HSJ’s research suggests the sector’s combined deficit for 2016-17 could be as high as £770m and around 100 out of 235 providers ended the year in the red, with dozens more only avoiding a deficit through one off savings or technical accounting measures.
The final reported figure is likely to be lower – between £750m and £700m – due to further one off adjustments that may not have been finalised before trusts reported their numbers to regulators.
Mistakes in maternity care
Safety fears around maternity services have made a lot of headlines in recent months and after a number of worrying coroner’s reports, an HSJ investigation aimed to understand at least one possible factor in why babies are dying in NHS care.
Our enquiries have established that there are widespread mistakes in the interpretation of foetal heart rates, which can be a warning sign to babies being in distress during birth.
We obtained new data from NHS Resolution showing failures to act on abnormal foetal heart rates has been the primary cause of clinical negligence claims in recent years, with hundreds of cases costing the NHS almost £500m.
As part of the investigation, we looked at the training for students and staff, and coroners have warned they don’t think NHS trusts are doing enough to ensure midwives can properly understand heart rate readings.

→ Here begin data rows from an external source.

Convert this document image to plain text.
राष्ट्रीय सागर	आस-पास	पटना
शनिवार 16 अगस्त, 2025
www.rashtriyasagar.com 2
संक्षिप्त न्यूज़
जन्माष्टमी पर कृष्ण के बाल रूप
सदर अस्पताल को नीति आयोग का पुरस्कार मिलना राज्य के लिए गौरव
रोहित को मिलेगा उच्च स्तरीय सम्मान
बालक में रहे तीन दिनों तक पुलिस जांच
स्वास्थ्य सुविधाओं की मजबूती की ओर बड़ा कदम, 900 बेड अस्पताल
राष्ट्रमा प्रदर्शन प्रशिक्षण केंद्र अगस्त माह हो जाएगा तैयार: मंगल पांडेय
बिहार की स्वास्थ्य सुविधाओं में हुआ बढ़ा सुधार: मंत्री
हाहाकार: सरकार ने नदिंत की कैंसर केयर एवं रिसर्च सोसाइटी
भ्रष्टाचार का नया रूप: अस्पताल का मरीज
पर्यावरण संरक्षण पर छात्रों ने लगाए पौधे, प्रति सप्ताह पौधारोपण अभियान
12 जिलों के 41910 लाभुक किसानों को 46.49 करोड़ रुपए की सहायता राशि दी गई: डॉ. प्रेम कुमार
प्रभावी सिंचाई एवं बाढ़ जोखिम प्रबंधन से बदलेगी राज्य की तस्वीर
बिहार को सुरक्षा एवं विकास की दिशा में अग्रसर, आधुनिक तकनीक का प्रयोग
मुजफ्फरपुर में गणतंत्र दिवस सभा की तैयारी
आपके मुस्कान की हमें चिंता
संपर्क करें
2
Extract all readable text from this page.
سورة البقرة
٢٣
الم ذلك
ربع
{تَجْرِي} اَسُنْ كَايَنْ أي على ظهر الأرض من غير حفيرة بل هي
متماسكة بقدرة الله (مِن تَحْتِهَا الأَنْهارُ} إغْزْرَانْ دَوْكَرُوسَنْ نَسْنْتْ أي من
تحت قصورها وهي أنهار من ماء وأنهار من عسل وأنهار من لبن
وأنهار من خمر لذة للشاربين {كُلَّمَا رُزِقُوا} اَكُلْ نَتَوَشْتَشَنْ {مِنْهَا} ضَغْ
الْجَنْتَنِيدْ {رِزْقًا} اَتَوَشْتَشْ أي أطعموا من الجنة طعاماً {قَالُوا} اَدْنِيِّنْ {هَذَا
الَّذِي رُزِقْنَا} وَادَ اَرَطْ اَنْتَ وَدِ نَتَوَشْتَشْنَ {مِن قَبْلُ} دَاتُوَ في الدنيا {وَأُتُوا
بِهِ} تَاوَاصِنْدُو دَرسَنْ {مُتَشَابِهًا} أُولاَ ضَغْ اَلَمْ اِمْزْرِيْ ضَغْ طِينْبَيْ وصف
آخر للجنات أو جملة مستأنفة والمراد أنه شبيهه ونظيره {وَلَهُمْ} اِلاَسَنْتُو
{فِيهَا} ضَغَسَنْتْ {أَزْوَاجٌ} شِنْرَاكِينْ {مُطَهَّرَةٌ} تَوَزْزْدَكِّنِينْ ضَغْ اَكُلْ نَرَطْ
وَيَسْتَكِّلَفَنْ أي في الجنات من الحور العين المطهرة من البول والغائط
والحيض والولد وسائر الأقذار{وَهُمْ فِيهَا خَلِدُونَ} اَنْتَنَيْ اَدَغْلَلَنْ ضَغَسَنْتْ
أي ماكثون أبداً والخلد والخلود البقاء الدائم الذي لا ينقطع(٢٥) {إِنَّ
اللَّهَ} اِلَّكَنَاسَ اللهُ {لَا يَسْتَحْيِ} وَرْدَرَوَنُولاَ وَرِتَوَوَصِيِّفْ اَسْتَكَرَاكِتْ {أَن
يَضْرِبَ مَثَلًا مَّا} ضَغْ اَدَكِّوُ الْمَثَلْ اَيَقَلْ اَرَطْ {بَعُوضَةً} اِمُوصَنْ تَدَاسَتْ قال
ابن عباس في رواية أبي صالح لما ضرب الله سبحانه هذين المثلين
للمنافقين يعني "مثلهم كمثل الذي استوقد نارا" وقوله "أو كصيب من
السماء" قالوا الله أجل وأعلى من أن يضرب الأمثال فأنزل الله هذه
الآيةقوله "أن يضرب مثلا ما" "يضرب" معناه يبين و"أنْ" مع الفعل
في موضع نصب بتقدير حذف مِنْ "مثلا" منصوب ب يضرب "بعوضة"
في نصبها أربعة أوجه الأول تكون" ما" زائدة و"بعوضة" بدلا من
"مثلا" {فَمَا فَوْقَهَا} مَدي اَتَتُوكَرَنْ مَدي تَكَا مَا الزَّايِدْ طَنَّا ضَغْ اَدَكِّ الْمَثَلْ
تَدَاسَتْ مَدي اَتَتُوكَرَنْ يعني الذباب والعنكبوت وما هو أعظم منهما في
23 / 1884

More worryingly, HSJ found multiple reports in which the issue was highlighted as a major cause of negligence and death.
Beds occupancy at all time high
Acute bed occupancy hit a record high in the final quarter of 2016-17, while a long term reduction in the number of acute beds may be slowing.
NHS England bed occupancy data for January to March 2017 reveals 91.4 per cent of overnight hospital general and acute beds were full during the period compared to 91 per cent in the same period the previous financial year. When records began in 2000-01 overnight acute bed occupancy averaged 84.7 per cent.
Some 150 of the 179 trusts with acute beds recorded acute bed occupancy of 85 per cent or more – the target which clinicians and health experts use as the benchmark over which patient safety is put at risk.